Unable to start Nagios service - nagios.lock missing

This support forum board is for support questions relating to Nagios XI, our flagship commercial network monitoring solution.
rferebee
Posts: 733
Joined: Wed Jul 11, 2018 11:37 am

Unable to start Nagios service - nagios.lock missing

Post by rferebee »

Hello,

I'm seeing an issue this morning with my backup XI server. Randomly the Monitoring Engine stopped and when I try to start it, I get the following error: No lock file found in /var/run/nagios.lock

I found this support thread, but the steps listed to fix the problem did not work:

https://support.nagios.com/forum/viewto ... 16&t=51647

I tried repairing the SQL database and rebooting the server, but no joy. Any help is appreciated.

Thank you.
npolovenko
Support Tech
Posts: 3457
Joined: Mon May 15, 2017 5:00 pm

Re: Unable to start Nagios service - nagios.lock missing

Post by npolovenko »

Hello, @rferebee. What version of XI are you using?

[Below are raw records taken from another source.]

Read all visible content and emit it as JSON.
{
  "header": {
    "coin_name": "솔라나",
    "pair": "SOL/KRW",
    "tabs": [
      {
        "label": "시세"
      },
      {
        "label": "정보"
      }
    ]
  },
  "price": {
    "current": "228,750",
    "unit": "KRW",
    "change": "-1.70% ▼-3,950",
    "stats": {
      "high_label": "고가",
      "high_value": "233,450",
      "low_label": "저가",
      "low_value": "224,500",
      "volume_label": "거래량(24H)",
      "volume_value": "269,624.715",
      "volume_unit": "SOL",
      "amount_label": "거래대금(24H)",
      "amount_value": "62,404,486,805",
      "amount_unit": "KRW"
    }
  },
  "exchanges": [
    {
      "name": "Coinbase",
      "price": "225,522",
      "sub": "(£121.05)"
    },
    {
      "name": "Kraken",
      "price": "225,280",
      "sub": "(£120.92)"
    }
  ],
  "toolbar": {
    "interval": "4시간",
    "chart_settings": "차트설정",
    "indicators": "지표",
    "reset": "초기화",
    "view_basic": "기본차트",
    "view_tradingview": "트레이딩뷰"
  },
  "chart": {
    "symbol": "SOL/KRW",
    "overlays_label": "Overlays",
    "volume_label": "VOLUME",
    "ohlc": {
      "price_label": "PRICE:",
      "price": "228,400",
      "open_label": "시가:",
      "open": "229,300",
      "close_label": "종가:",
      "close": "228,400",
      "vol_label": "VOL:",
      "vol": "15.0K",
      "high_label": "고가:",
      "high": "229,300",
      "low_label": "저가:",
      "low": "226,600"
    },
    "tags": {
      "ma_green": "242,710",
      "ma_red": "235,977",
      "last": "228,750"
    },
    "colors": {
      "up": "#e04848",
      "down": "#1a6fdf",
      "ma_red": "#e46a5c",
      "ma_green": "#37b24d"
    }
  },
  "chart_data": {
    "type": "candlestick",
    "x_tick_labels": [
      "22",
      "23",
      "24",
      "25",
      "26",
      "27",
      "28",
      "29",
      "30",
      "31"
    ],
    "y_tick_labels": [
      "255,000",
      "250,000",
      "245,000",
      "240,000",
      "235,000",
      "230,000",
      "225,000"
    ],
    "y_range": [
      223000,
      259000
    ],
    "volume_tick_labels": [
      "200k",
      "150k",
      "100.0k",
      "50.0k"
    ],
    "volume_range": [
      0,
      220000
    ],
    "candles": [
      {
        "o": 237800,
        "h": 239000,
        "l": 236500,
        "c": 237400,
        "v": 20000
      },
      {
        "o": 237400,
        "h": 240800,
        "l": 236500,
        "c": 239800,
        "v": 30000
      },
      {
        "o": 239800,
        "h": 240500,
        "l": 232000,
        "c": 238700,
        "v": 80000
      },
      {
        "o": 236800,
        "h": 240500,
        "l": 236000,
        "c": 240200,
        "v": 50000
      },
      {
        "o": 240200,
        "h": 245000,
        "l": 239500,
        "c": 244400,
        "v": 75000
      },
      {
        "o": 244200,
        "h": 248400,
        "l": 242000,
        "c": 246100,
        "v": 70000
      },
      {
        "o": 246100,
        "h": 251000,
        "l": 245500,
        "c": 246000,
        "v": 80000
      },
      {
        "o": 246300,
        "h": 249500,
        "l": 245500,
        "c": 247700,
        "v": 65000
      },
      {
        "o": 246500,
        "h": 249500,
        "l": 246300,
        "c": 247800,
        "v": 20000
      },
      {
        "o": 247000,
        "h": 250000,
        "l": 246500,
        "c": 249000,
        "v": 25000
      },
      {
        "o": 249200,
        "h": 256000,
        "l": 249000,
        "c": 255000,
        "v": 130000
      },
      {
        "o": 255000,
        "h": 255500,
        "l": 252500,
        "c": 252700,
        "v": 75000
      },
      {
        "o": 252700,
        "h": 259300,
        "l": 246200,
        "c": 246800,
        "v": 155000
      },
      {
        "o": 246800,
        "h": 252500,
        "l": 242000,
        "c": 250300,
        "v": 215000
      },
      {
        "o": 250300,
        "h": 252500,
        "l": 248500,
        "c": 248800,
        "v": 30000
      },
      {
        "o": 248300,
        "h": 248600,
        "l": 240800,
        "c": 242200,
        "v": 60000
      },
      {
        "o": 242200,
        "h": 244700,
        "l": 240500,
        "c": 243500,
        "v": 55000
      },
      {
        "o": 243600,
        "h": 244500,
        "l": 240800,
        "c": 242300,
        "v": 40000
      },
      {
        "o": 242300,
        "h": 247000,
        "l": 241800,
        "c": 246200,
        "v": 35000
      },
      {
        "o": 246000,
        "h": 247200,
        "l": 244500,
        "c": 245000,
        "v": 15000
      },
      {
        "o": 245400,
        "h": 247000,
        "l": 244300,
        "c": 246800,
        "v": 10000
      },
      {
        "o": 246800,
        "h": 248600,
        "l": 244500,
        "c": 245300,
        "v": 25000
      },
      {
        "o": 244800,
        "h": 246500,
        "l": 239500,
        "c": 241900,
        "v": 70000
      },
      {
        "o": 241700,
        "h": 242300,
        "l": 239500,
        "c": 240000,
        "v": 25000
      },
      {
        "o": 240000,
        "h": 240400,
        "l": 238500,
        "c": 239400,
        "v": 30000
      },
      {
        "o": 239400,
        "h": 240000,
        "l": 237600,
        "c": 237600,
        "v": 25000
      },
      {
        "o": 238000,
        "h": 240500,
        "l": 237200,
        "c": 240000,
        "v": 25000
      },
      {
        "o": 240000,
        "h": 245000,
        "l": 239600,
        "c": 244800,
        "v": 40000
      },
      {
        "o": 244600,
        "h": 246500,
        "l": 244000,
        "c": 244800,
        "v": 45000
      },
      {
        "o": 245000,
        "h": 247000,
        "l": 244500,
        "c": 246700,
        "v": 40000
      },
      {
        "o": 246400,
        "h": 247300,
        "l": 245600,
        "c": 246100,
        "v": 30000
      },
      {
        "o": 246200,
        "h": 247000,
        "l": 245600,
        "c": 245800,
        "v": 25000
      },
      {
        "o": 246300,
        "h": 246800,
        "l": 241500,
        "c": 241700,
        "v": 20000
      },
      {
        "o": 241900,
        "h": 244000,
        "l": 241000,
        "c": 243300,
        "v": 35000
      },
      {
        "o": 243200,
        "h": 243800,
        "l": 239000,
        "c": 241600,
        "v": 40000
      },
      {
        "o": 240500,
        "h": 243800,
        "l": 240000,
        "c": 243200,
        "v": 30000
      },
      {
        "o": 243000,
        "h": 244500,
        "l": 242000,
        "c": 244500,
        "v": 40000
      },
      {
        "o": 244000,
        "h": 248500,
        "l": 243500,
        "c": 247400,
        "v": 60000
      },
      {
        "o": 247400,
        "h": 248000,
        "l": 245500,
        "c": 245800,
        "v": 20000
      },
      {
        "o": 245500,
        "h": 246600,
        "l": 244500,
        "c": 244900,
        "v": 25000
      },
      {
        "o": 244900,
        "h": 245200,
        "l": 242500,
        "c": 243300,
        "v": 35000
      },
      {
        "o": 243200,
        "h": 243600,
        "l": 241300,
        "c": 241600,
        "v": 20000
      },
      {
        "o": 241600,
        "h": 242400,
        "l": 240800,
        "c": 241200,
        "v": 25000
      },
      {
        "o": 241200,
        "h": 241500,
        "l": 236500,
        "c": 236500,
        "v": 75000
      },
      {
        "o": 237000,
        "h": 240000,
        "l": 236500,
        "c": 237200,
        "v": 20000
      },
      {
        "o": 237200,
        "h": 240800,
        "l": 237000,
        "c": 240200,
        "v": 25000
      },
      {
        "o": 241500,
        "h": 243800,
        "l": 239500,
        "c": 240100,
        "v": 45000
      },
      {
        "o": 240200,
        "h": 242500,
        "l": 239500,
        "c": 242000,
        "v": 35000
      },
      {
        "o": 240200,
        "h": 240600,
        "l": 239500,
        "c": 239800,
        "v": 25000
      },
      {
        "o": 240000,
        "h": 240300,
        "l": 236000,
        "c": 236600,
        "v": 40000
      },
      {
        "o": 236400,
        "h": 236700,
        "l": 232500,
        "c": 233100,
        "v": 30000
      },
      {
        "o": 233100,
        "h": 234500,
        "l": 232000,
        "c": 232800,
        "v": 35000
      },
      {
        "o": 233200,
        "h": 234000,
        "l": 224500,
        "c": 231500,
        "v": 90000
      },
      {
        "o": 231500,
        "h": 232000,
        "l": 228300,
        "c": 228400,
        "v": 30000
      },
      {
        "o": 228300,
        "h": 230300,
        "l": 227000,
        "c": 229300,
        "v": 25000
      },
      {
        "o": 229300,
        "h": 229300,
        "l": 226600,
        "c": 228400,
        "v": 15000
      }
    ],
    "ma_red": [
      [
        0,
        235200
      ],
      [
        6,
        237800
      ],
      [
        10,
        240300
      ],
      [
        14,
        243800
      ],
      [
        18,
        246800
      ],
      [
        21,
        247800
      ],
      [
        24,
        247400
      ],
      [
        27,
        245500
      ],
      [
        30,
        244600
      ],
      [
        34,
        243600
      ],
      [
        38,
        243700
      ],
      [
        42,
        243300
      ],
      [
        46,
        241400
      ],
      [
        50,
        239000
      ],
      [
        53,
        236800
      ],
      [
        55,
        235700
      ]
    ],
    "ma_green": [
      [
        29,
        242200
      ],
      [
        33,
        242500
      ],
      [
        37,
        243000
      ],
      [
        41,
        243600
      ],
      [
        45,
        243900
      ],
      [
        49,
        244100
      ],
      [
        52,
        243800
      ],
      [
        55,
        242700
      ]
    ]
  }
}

Did you verify that the lock file location matches in all the following configurations?
cat /etc/rc.d/init.d/nagios | grep NagiosRunFile=
cat /usr/local/nagiosxi/scripts/nom_restore_nagioscore_checkpoint.sh | grep lockfile=
cat /usr/local/nagiosxi/scripts/nom_restore_nagioscore_checkpoint_specific.sh | grep lockfile=
cat /usr/local/nagios/etc/nagios.cfg | grep lock
Can you run all the following commands in order and let me know if that fixes your issue?
service crond stop
service npcd stop
service nagios stop
service ndo2db stop
pkill -9 -u nagios
for i in $(ipcs -q | grep nagios |awk '{print $2}'); do ipcrm -q $i; done
rm -rf /usr/local/nagiosxi/var/dbmaint.lock
rm -rf /usr/local/nagiosxi/var/event_handler.lock
rm -rf /usr/local/nagiosxi/scripts/reconfigure_nagios.lock
service mysqld restart
service ndo2db start
service nagios start
service npcd start
service crond start
As of May 25th, 2018, all communications with Nagios Enterprises and its employees are covered under our new Privacy Policy.
rferebee
Posts: 733
Joined: Wed Jul 11, 2018 11:37 am

Re: Unable to start Nagios service - nagios.lock missing

Post by rferebee »

We are running version 5.5.8.

As stated previously, I tried all the steps you provided already and they did not resolve the issue.
ssax
Dreams In Code
Posts: 7682
Joined: Wed Feb 11, 2015 12:54 pm

Re: Unable to start Nagios service - nagios.lock missing

Post by ssax »

Please send the output of the information:

Is this RHEL/CENT 6.X or 7.X?

Code: Select all

cat /etc/redhat-release
uname -a
Please include the output of both of these commands:

Code: Select all

service nagios status
systemctl status nagios
Are you running mod_gearman?

Code: Select all

grep gearman /usr/local/nagios/etc/nagios.cfg
What version of Core are you running?

Code: Select all

/usr/local/nagios/bin/nagios -V
Let's check the lock/pid file paths:

Code: Select all

grep -i "lock\|pid" /etc/init.d/nagios /usr/local/nagios/etc/nagios.cfg /usr/local/nagiosxi/scripts/nom_restore_nagioscore_checkpoint.sh /usr/local/nagiosxi/scripts/nom_restore_nagioscore_checkpoint_specific.sh
Once I get that information I can craft a solution for you.

Thank you!
rferebee
Posts: 733
Joined: Wed Jul 11, 2018 11:37 am

Re: Unable to start Nagios service - nagios.lock missing

Post by rferebee »

root@nagiosxi-lv> cat /etc/redhat-release
CentOS release 6.10 (Final)
root@nagiosxi-lv> uname -a
Linux nagiosxi-lv 2.6.32-754.12.1.el6.x86_64 #1 SMP Tue Apr 9 14:52:26 UTC 2019 x86_64 x86_64 x86_64 GNU/Linux


root@nagiosxi-lv> service nagios status
No lock file found in /var/run/nagios.lock
root@nagiosxi-lv> systemctl status nagios
-ksh: systemctl: not found [No such file or directory]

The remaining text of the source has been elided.